|Education||BS, Cornell University|
Dr. Cindy Zahnow
Our lab studies cancer epigenetics and is working on developing epigenetic therapy to treat solid tumors. In cancer, DNA methylation increases in gene promoter regions, which can lead to gene silencing and is one way that tumor suppressor genes can be inactivated. Our lab has previously shown that transient, low doses of DNA demethylating agents have durable anti-tumor effects on epithelial tumor cells. Combining epigenetic therapy with conventional therapy has the potential for even greater benefit.

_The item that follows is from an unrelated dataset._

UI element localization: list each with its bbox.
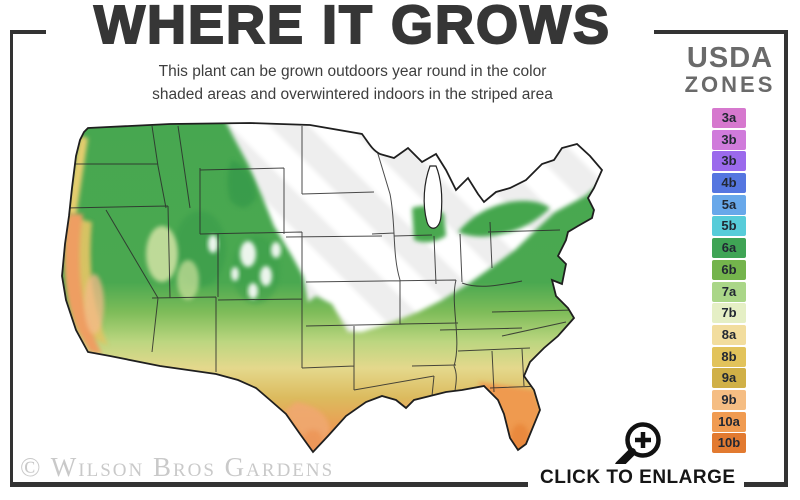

Specifically, my thesis project is to determine if a combination of epigenetic and immune therapies can have an anti-tumor effect on ovarian tumors in immune competent mice. 5-azacytidine, a DNA demethylating agent, has been shown in our lab to upregulate a panel of immune related genes in ovarian cancer cell lines. My hypothesis is that if we can upregulate these immune genes in vivo, immune cells could be recruited to the tumor, where immune therapy could activate the immune cells and lead to tumor death. My first question is whether or not treating just the cancer cells with 5-azacytidine will recruit the immune cells of a syngeneic mouse, and if so will that, in combination with immune therapy, have an antitumorigenic effect. In the future I will look at the effect that treating the mouse with epigenetic therapy before injecting tumor cells has on the immune reaction to the tumor and tumor growth, and finally I will examine how treating both the mouse and the tumor cells post injection affects the immune and tumor response. This final experiment will be a more therapeutically relevant model, which could impact patient treatment.